La Justicia investiga una llamada de tres minutos que realizó el jefe de Gabinete Manuel Adorni al contratista Matías Tabar el mismo día en que este declaró como testigo en la causa por enriquecimiento ilícito contra Adorni. Además del mensaje de voz eliminado en WhatsApp con función de lectura única, se confirmó la comunicación telefónica cuyo contenido genera sospechas de posible entorpecimiento.
El contratista entregó su teléfono al fiscal, y de allí surgió la llamada del lunes. Esta no es la primera vez: previamente, otra testigo como Vanessa Tosi recibió un llamado similar durante su declaración. Marcela Pagano denunció entorpecimiento y pidió detención, pero el fiscal Gerardo Policita la rechazó argumentando no hay riesgo procesal.

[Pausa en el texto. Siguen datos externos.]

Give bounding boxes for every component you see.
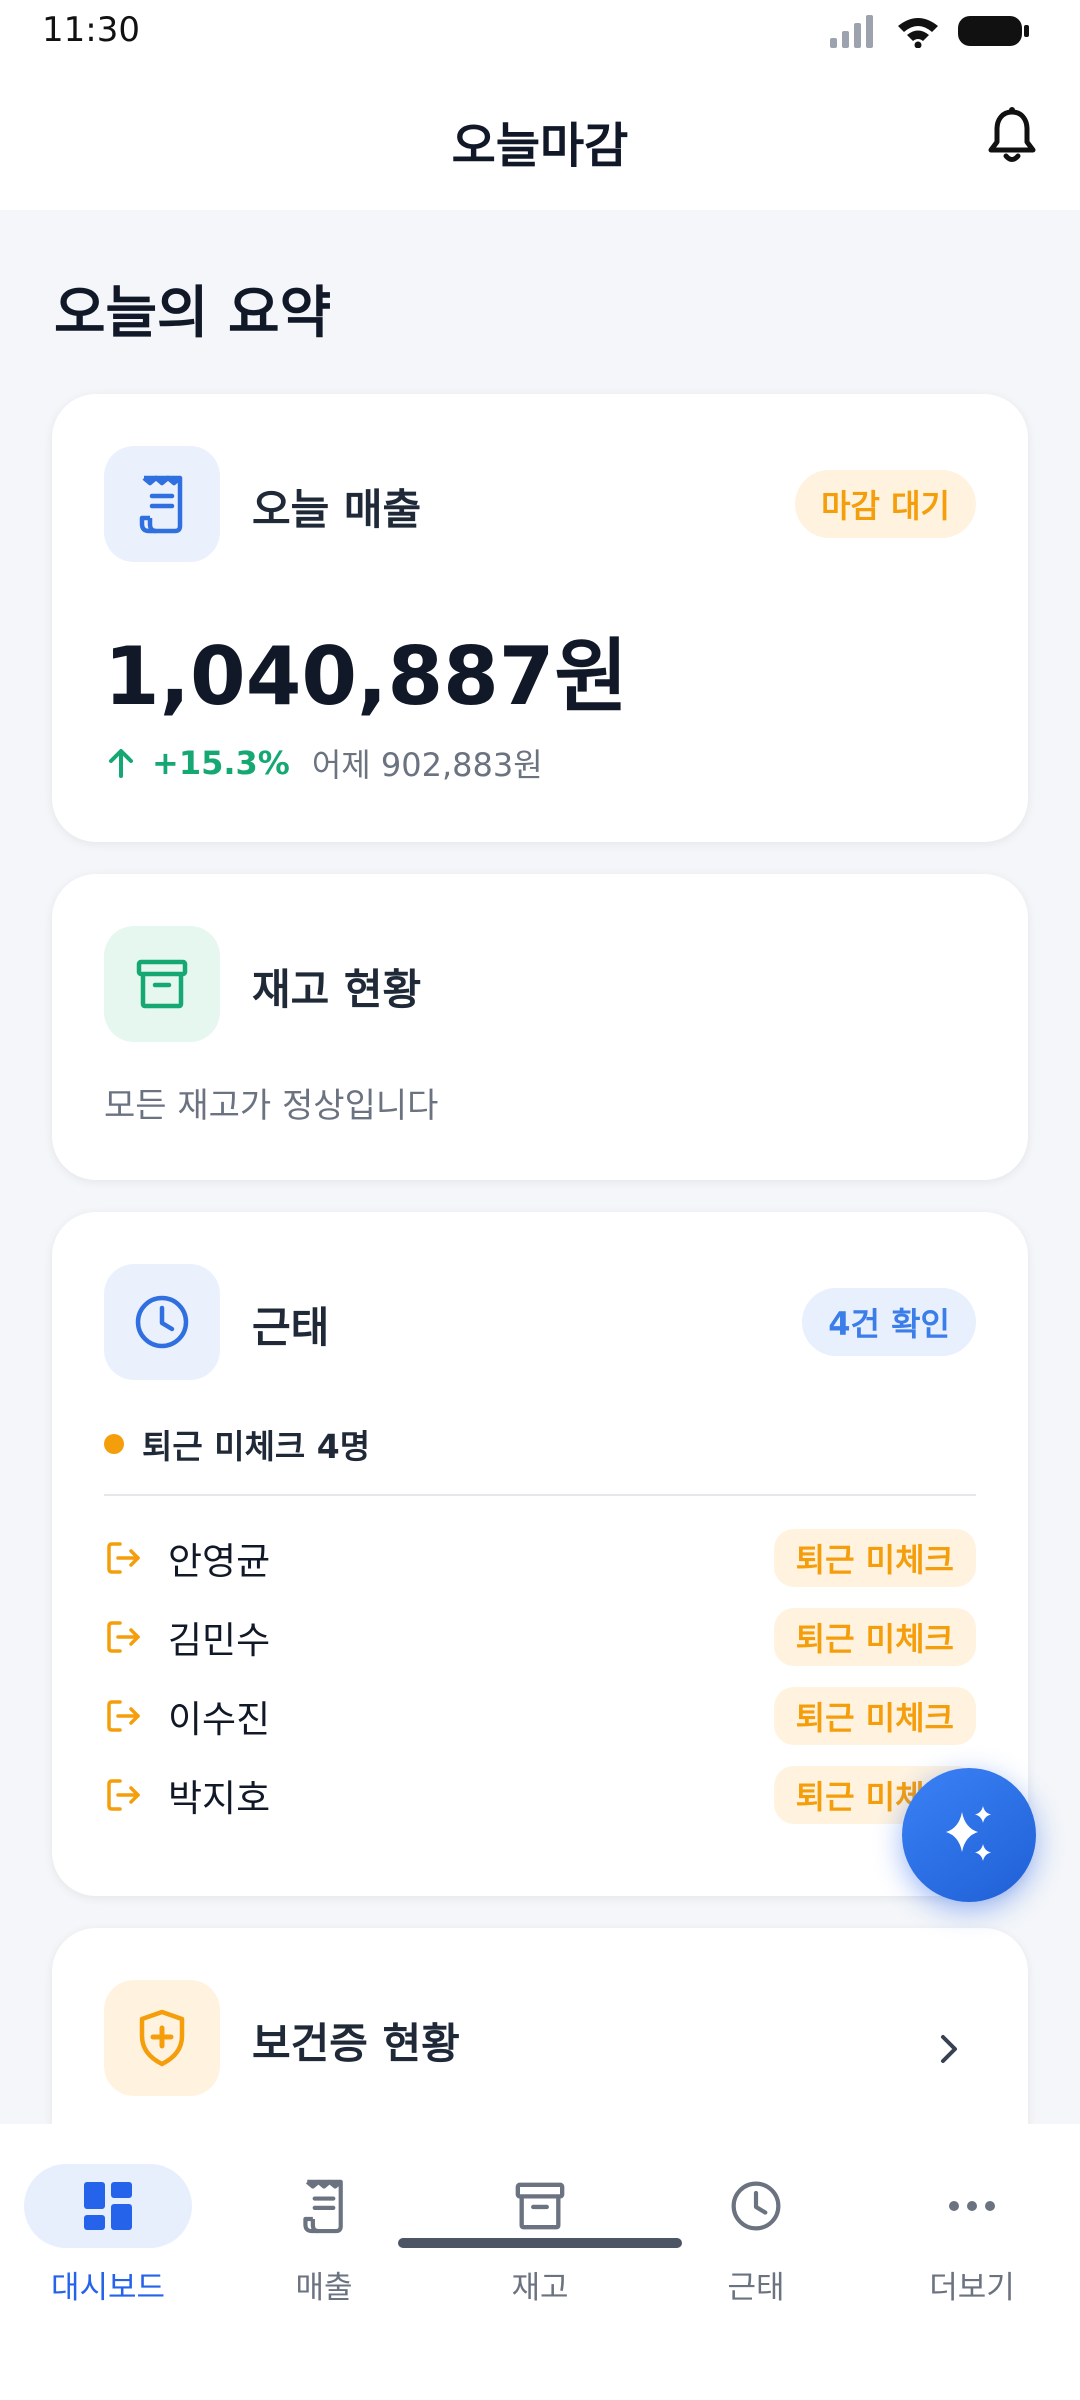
nav-item-attendance[interactable]: 근태 [656,2164,856,2307]
nav-pill [24,2164,192,2248]
nav-pill [672,2164,840,2248]
employee-name: 박지호 [168,1777,271,1820]
clock-icon [135,1295,189,1349]
wifi-icon [898,18,938,48]
status-dot [104,1434,124,1454]
employee-name: 김민수 [168,1619,271,1662]
nav-item-sales[interactable]: 매출 [224,2164,424,2307]
sales-card-title: 오늘 매출 [252,485,422,534]
shield-plus-icon [139,2009,185,2067]
clock-out-icon [107,1779,140,1811]
clock-out-status-badge: 퇴근 미체크 [773,1529,976,1587]
section-title: 오늘의 요약 [54,281,332,346]
nav-pill [240,2164,408,2248]
sales-card[interactable]: 오늘 매출 마감 대기 1,040,887원 +15.3% 어제 902,883… [52,394,1028,842]
clock-out-status-badge: 퇴근 미체크 [773,1608,976,1666]
employee-name: 이수진 [168,1698,271,1741]
yesterday-sales: 어제 902,883원 [311,746,543,784]
clock-out-status-badge: 퇴근 미체크 [773,1687,976,1745]
nav-label: 매출 [295,2270,353,2306]
archive-icon-box [104,926,220,1042]
closing-pending-badge: 마감 대기 [795,470,976,538]
inventory-card-title: 재고 현황 [252,965,422,1014]
chevron-right-icon[interactable] [934,2032,964,2066]
shield-icon-box [104,1980,220,2096]
clock-out-icon [107,1621,140,1653]
sparkle-icon [946,1806,991,1861]
clock-out-icon [107,1700,140,1732]
clock-out-icon [107,1542,140,1574]
more-icon [949,2201,995,2211]
nav-label: 근태 [727,2270,785,2306]
employee-row[interactable]: 이수진 퇴근 미체크 [104,1684,976,1748]
clock-icon-box [104,1264,220,1380]
receipt-icon [139,475,183,534]
nav-pill [456,2164,624,2248]
change-percent: +15.3% [152,744,290,782]
arrow-up-icon [109,749,133,778]
dashboard-icon [84,2182,132,2230]
ai-assistant-fab[interactable] [902,1768,1036,1902]
sales-amount: 1,040,887원 [104,630,629,723]
attendance-summary: 퇴근 미체크 4명 [104,1420,370,1468]
bell-icon[interactable] [984,106,1040,166]
attendance-summary-text: 퇴근 미체크 4명 [142,1427,371,1466]
employee-name: 안영균 [168,1540,271,1583]
sales-change: +15.3% 어제 902,883원 [104,740,543,786]
receipt-icon [303,2179,343,2234]
attendance-card-title: 근태 [252,1303,330,1352]
app-bar: 오늘마감 [0,62,1080,210]
nav-item-more[interactable]: 더보기 [872,2164,1072,2307]
employee-row[interactable]: 안영균 퇴근 미체크 [104,1526,976,1590]
nav-label: 더보기 [929,2270,1015,2306]
archive-icon [136,959,188,1009]
health-card-title: 보건증 현황 [252,2019,460,2068]
archive-icon [515,2182,565,2230]
receipt-icon-box [104,446,220,562]
app-title: 오늘마감 [451,118,629,174]
employee-row[interactable]: 박지호 퇴근 미체크 [104,1763,976,1827]
attendance-check-badge[interactable]: 4건 확인 [802,1288,976,1356]
nav-pill [888,2164,1056,2248]
divider [104,1494,976,1496]
clock-icon [731,2181,781,2231]
status-bar: 11:30 [0,0,1080,62]
inventory-message: 모든 재고가 정상입니다 [104,1086,439,1126]
nav-item-dashboard[interactable]: 대시보드 [8,2164,208,2307]
employee-row[interactable]: 김민수 퇴근 미체크 [104,1605,976,1669]
signal-icon [830,15,873,48]
nav-item-inventory[interactable]: 재고 [440,2164,640,2307]
home-indicator [398,2238,682,2248]
bottom-nav: 대시보드 매출 재고 근태 더보기 [0,2124,1080,2400]
nav-label: 재고 [511,2270,569,2306]
inventory-card[interactable]: 재고 현황 모든 재고가 정상입니다 [52,874,1028,1180]
status-icons [830,14,1030,48]
battery-icon [958,16,1029,46]
nav-label: 대시보드 [50,2270,166,2306]
attendance-card[interactable]: 근태 4건 확인 퇴근 미체크 4명 안영균 퇴근 미체크 김민수 퇴근 미체크… [52,1212,1028,1896]
status-time: 11:30 [42,10,140,50]
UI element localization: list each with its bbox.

En su declaración, Tabar reveló pagos en negro de 245 mil dólares por refacciones en la casa de Indioqua y además 14 millones de pesos en muebles para el departamento de Adorni en Caballito. Estas cifras complican al funcionario, y en el gobierno piden su apartamiento aunque el presidente y Karina Milei lo ratificaron.
Elementos como llamadas a testigos y documentación acumulada forman un expediente sin retorno para Adorni, según fuentes judiciales y gubernamentales.